By Tor Jakob Ramsøy, Founder & CEO of Arundo Analytics
For all the good intentions, many predictive-maintenance analytics (PdMA) initiatives fail to gain traction and ultimately become discontinued. Companies cannot find the data they want to solve a business problem. Or they collect data they cannot understand. Worst of all, a company will have both the data and ability to identify and track a business problem, but lack a manager who can deliver necessary oversight and investment into a PdMA program to reap the rewards.
It’s frustrating, for sure. But there are ways to avoid failure. Below are several best practices when considering a PdMA approach and how to go about implementing a successful program to avoid an early demise.
Use three vital criteria for every initiative
When assessing new initiatives for PdMA, it’s important to look for three criteria. First, focus on a critical assets or business operation with significant value attached to it, either in cost of operations or in contribution to quality of the product or service delivered.
Next, determine if the initiative in question can provide substantial, balanced and labeled data that can be made available to support a variety of analytical approaches. If it can’t, then the chance of the initiative being ignored and abandoned increases.

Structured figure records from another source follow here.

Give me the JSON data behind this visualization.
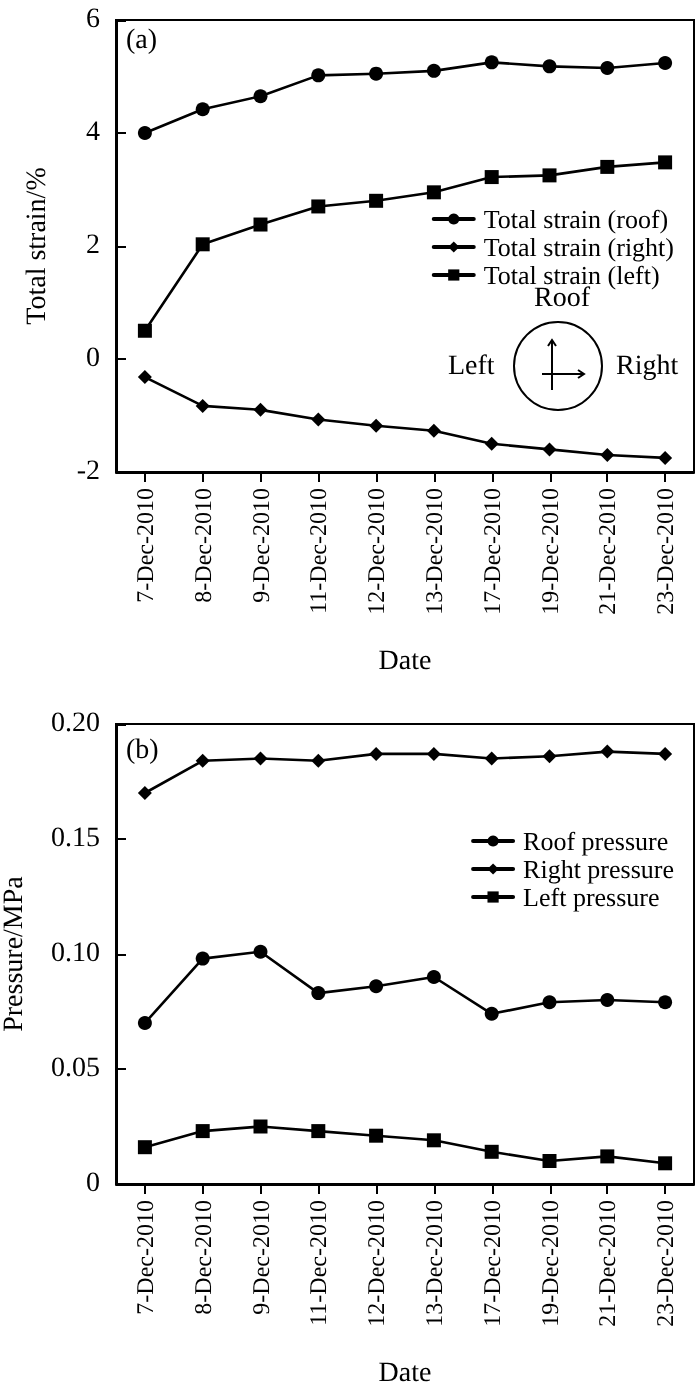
{
  "chart_data": [
    {
      "type": "line",
      "ylabel": "Total strain/%",
      "xlabel": "Date",
      "annotations": [
        "(a)",
        "Roof",
        "Left",
        "Right"
      ],
      "categories": [
        "7-Dec-2010",
        "8-Dec-2010",
        "9-Dec-2010",
        "11-Dec-2010",
        "12-Dec-2010",
        "13-Dec-2010",
        "17-Dec-2010",
        "19-Dec-2010",
        "21-Dec-2010",
        "23-Dec-2010"
      ],
      "series": [
        {
          "name": "Total strain (roof)",
          "color": "#000000",
          "marker": "circle",
          "values": [
            4.0,
            4.42,
            4.65,
            5.02,
            5.05,
            5.1,
            5.25,
            5.18,
            5.15,
            5.24
          ]
        },
        {
          "name": "Total strain (right)",
          "color": "#000000",
          "marker": "diamond",
          "values": [
            -0.32,
            -0.83,
            -0.9,
            -1.07,
            -1.18,
            -1.27,
            -1.5,
            -1.6,
            -1.7,
            -1.75
          ]
        },
        {
          "name": "Total strain (left)",
          "color": "#000000",
          "marker": "square",
          "values": [
            0.5,
            2.03,
            2.38,
            2.7,
            2.8,
            2.95,
            3.22,
            3.25,
            3.4,
            3.48
          ]
        }
      ],
      "ylim": [
        -2,
        6
      ],
      "yticks": [
        -2,
        0,
        2,
        4,
        6
      ],
      "legend": "right",
      "grid": false,
      "line_style": "solid"
    },
    {
      "type": "line",
      "ylabel": "Pressure/MPa",
      "xlabel": "Date",
      "annotations": [
        "(b)"
      ],
      "categories": [
        "7-Dec-2010",
        "8-Dec-2010",
        "9-Dec-2010",
        "11-Dec-2010",
        "12-Dec-2010",
        "13-Dec-2010",
        "17-Dec-2010",
        "19-Dec-2010",
        "21-Dec-2010",
        "23-Dec-2010"
      ],
      "series": [
        {
          "name": "Roof pressure",
          "color": "#000000",
          "marker": "circle",
          "values": [
            0.07,
            0.098,
            0.101,
            0.083,
            0.086,
            0.09,
            0.074,
            0.079,
            0.08,
            0.079
          ]
        },
        {
          "name": "Right pressure",
          "color": "#000000",
          "marker": "diamond",
          "values": [
            0.17,
            0.184,
            0.185,
            0.184,
            0.187,
            0.187,
            0.185,
            0.186,
            0.188,
            0.187
          ]
        },
        {
          "name": "Left pressure",
          "color": "#000000",
          "marker": "square",
          "values": [
            0.016,
            0.023,
            0.025,
            0.023,
            0.021,
            0.019,
            0.014,
            0.01,
            0.012,
            0.009
          ]
        }
      ],
      "ylim": [
        0,
        0.2
      ],
      "yticks": [
        0,
        0.05,
        {
          "value": 0.1,
          "label": "0.10"
        },
        0.15,
        {
          "value": 0.2,
          "label": "0.20"
        }
      ],
      "legend": "top right",
      "grid": false,
      "line_style": "solid"
    }
  ]
}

Lastly, before starting you should assess whether there is a sufficient organizational sense of urgency to identify and capture the value of an initiative. To put it another way—that there is interest, incentive and investment willingness. Doing so will prevent initiatives falling by the wayside because managers don’t prioritize follow-through.
Understand the data
It is crucial to understand the data that’s being collected and how it will be used to determine actionable insights for the business. Even using simple analytical and visualization tools to combine previously disparate production-data sources can help a company realize significant economic benefits.

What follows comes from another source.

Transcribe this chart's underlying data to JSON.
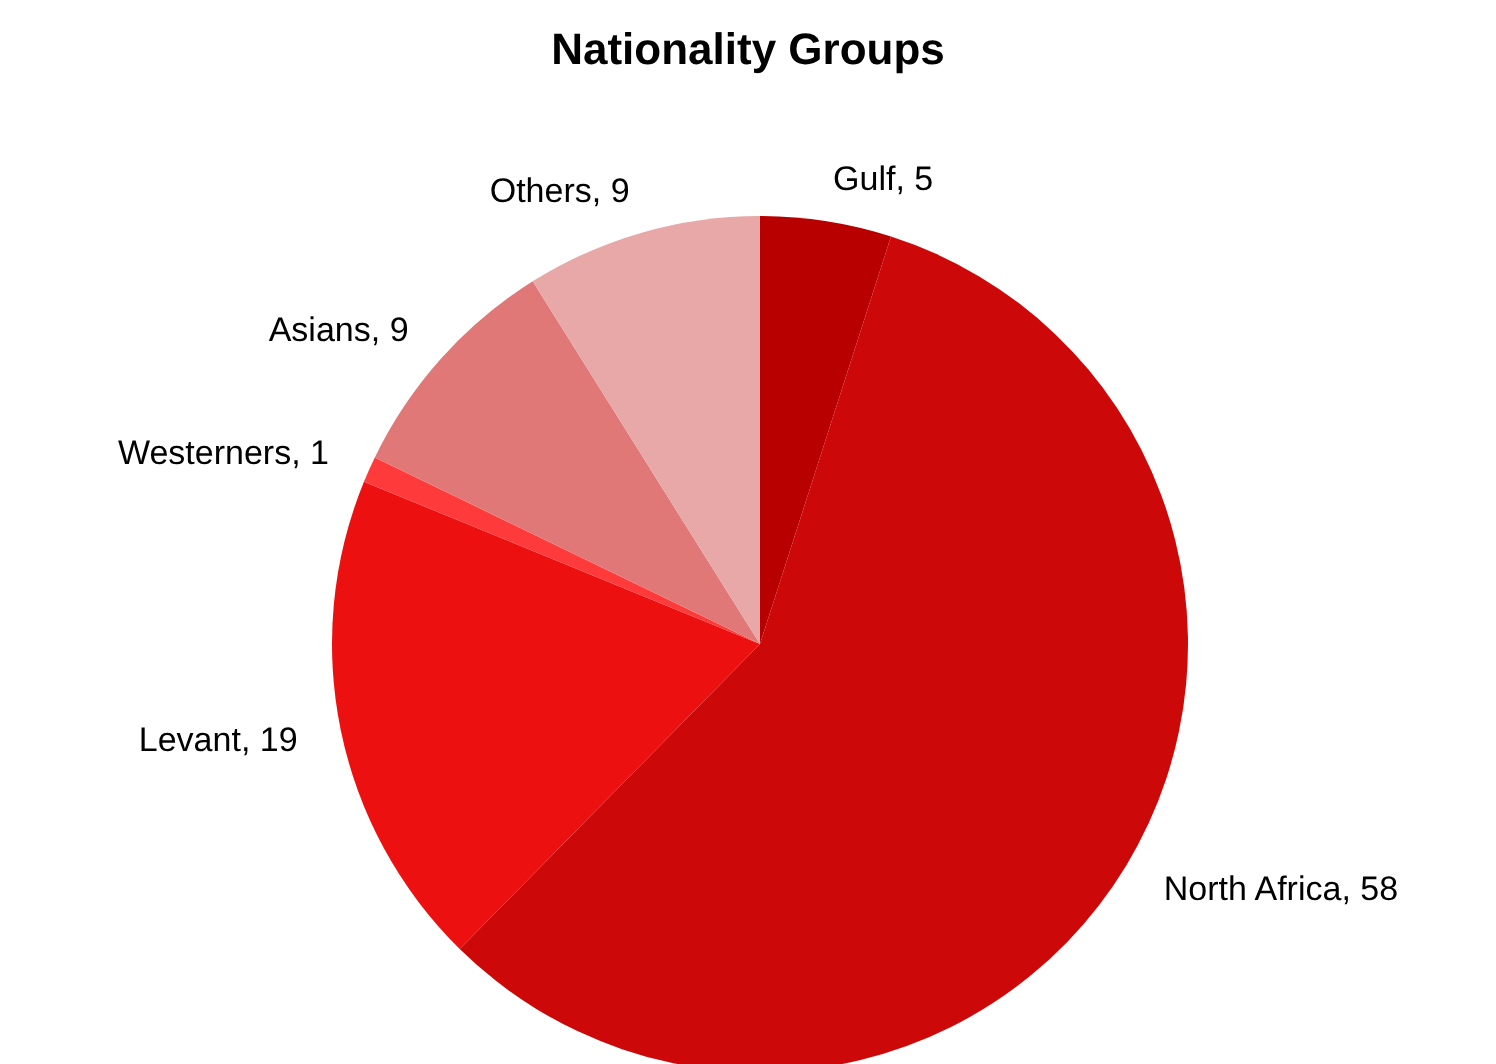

The bulk of time in data-science initiatives ends up being spent making sense of data. Putting infrastructure in place is just the first step. Once you’ve collected and stored data streams, it’s time to apply analytics to bring value. There are varying levels of analytical techniques that may be applied to streaming data, based on its availability.
A typical data journey may include a series of steps, applying additional levels of computing intensity on a growing pool of available data. Typical steps in a data journey may include (a) threshold-based alerts on specific sensor values, (b) KPIs based on engineering insights or physics-based simulations, (c) detection of anomalous equipment behavior, (d) classification of known failure modes in real-time and, finally, (e) predictions of pending failures. Starting at anomaly detection, fairly significant machine learning (ML) capabilities are a requirement. For most companies, beginning with the threshold-based alerts and KPIs and driving a business-decision process around such inputs (and later graduating into the ML-driven realms) is a sustainable way to advance analytical approaches, especially if your team does not have deep data science or cloud-based analytical software expertise.
Do not risk waiting
Vetting and implementing PdMA initiatives might be new for your organization. This is not a valid reason to delay. Most heavy-asset industries are at the beginning of their journey to become digitally enabled, and to fully unpack and leverage the insights hidden in both existing and future data, getting the ball rolling on predictive maintenance analytics must happen now.
The consensus is that winners in the market will be companies that are able to learn fast. When making operational and technology decisions, selecting open standards and connected technologies will empower you to experiment and scale quickly.